地位、お金、仕事、健康、愛、信仰、信念
色々なものを失い、救いの手が必要、という意味がある。
このカードの本当の意味とは少し離れるけれど、
昔、イタリアを旅したことがある。
ミラノからローマまで数日かけてバスで縦断した。
(さすがにナポリまで行く体力は残らなかった(笑))
その日は日曜日でミサが行われていたにもかかわらず、
バチカンの教会の大聖堂の一部に入ることを許された。
(当時はカトリック系の寺院ではミサは神聖なものとして、
異教徒は立ち入れなかった。
ちなみに「日本人はみな仏教徒」と思われているらしい。)
入ってみると、大きな聖堂の遥か遠くの祭壇で
賛美歌が歌われているところだった。
その時、ひざまづいて祈りを捧げる人の気持ちが妙にわかった。
はっきり説明できないけれど、
その歌声とその聖堂の空気、雰囲気が
そういう事をするのが当たり前に思わせるのだ。
本能に従うように、祈りを捧げる。
自分は同じことは出来ないので、せめて敬意を表する、
という意味合いで頭を下げ、旅行の無事を祈った。
顔を上げた時、少なからず、気持ちが晴れ晴れとしていた。
それも、その歌声と聖堂の空気がもたらしたものだと思う。
異教徒の自分がそう思ったのだから、キリストを信じてそのミサに
望んでいる人にとってはまさに「祈って救われる」ための場所
なのだと思います。
タロット(図はライダー版ですが)はその中にはキリスト教
以外にも様々な宗教を含んでいる。

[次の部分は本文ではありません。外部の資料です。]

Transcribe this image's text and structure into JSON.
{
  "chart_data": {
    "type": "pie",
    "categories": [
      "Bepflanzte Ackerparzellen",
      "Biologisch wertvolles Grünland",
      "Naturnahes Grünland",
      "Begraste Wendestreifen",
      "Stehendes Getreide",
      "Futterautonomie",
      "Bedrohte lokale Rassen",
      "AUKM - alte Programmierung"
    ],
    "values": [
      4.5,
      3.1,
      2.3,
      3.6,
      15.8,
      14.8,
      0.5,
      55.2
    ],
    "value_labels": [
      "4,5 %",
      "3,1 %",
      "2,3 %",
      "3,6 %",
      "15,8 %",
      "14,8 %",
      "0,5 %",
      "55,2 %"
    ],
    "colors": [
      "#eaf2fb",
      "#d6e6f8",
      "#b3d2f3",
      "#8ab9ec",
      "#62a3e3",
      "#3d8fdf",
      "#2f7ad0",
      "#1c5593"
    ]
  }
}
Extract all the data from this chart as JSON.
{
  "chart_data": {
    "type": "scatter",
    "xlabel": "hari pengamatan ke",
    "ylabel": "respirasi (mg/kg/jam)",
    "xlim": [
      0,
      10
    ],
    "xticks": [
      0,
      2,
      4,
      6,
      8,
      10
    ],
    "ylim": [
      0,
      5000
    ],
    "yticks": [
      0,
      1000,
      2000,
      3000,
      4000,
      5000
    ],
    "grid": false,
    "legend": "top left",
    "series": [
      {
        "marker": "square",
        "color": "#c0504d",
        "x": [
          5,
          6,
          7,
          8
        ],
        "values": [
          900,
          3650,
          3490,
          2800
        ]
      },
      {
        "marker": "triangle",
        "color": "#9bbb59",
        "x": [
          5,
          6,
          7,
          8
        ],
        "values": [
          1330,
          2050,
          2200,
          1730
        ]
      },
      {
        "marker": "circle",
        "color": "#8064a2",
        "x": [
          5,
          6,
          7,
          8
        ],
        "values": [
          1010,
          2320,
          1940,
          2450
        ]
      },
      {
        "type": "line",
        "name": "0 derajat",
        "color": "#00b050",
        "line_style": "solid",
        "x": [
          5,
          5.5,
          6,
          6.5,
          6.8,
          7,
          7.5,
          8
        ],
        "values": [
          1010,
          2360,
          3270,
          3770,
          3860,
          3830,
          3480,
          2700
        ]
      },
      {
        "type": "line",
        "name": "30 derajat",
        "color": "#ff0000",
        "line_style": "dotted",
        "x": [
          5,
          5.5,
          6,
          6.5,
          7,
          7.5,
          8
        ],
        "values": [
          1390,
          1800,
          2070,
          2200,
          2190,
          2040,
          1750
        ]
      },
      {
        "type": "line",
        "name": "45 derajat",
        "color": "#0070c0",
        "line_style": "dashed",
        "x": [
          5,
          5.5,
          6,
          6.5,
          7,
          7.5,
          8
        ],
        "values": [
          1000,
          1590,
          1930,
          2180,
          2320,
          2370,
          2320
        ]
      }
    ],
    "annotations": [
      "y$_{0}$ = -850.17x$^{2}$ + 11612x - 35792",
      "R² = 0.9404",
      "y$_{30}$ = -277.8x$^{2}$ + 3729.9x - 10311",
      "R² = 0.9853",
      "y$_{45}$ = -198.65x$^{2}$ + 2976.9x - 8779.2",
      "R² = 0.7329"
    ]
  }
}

けど、ヨーロッパで成立した
ものである以上、その影響は無視できない。
そのあたりから「救いの場所=教会」となったのかな、と。
そして、その「救いの場所に入れない」ということだけで、
そうとう大きな喪失感があるのだろうな、と。
このカードを引くとき、相手が相当落ち込んでいることが多い。
その時、私は、そのココロの穴を補うことができるような
そういう言葉を捜すことにしている。